Quoting people familiar with the matter, The Wall Street Journal (WSJ) said the pending $15-billion sale of AIG's American Life Insurance Co (Alico) to MetLife is being held up by a tax dispute that may require a ruling from the internal revenue service (IRS).

According to the daily, the issue is whether Alico would remain exempt from a crucial 2004 IRS ruling.

As per the IRS ruling, insurers requires to withhold US taxes on income distributed to foreign clients who own their annuities and life-insurance products.

The company has considered itself exempt from the IRS ruling since it only sells policies to non-US citizens who reside abroad and it earns more than 80 per cent of its income overseas, the report noted.

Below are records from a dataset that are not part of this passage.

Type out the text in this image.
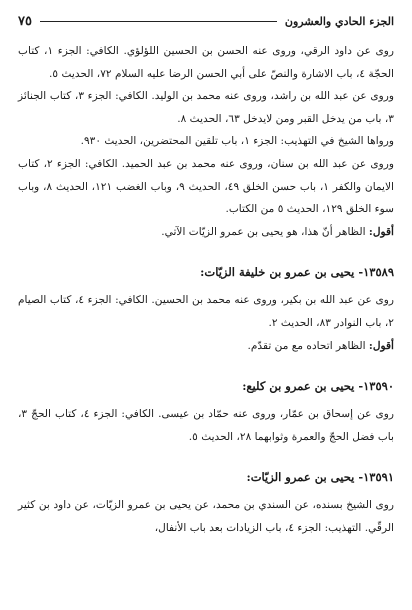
الجزء الحادي والعشرون
٧٥

روى عن داود الرقي، وروى عنه الحسن بن الحسين اللؤلؤي. الكافي: الجزء ١، كتاب الحجّة ٤، باب الاشارة والنصّ على أبي الحسن الرضا عليه السلام ٧٢، الحديث ٥.

وروى عن عبد الله بن راشد، وروى عنه محمد بن الوليد. الكافي: الجزء ٣، كتاب الجنائز ٣، باب من يدخل القبر ومن لايدخل ٦٣، الحديث ٨.

ورواها الشيخ في التهذيب: الجزء ١، باب تلقين المحتضرين، الحديث ٩٣٠.

وروى عن عبد الله بن سنان، وروى عنه محمد بن عبد الحميد. الكافي: الجزء ٢، كتاب الايمان والكفر ١، باب حسن الخلق ٤٩، الحديث ٩، وباب الغضب ١٢١، الحديث ٨، وباب سوء الخلق ١٢٩، الحديث ٥ من الكتاب.

أقول: الظاهر أنّ هذا، هو يحيى بن عمرو الزيّات الآتي.

١٣٥٨٩- يحيى بن عمرو بن خليفة الزيّات:

روى عن عبد الله بن بكير، وروى عنه محمد بن الحسين. الكافي: الجزء ٤، كتاب الصيام ٢، باب النوادر ٨٣، الحديث ٢.

أقول: الظاهر اتحاده مع من تقدّم.

١٣٥٩٠- يحيى بن عمرو بن كليع:

روى عن إسحاق بن عمّار، وروى عنه حمّاد بن عيسى. الكافي: الجزء ٤، كتاب الحجّ ٣، باب فضل الحجّ والعمرة وثوابهما ٢٨، الحديث ٥.

١٣٥٩١- يحيى بن عمرو الزيّات:

روى الشيخ بسنده، عن السندي بن محمد، عن يحيى بن عمرو الزيّات، عن داود بن كثير الرقّي. التهذيب: الجزء ٤، باب الزيادات بعد باب الأنفال،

The government-controlled insurer has asked the IRS for a "private letter ruling" to confirm its interpretation that Alico is exempt from the tax-withholding requirement, the report said.

The tax issue could put the treasury department, as overseer of the IRS, in an awkward situation. The treasury is supervising AIG while trying to recoup taxpayers' $120 billion-odd investment in AIG and related entities.

The WSJ report further said that US treasury officials have told AIG that the company won't get any special treatment from the IRS.

The tax issue so far has not derailed talks between the two companies, and AIG's sale of Alico to MetLife is expected to proceed, but a final deal has been pushed back several times as a result.

AIG has reportedly announced almost a year ago that it would sell Alico to raise about $9 billion.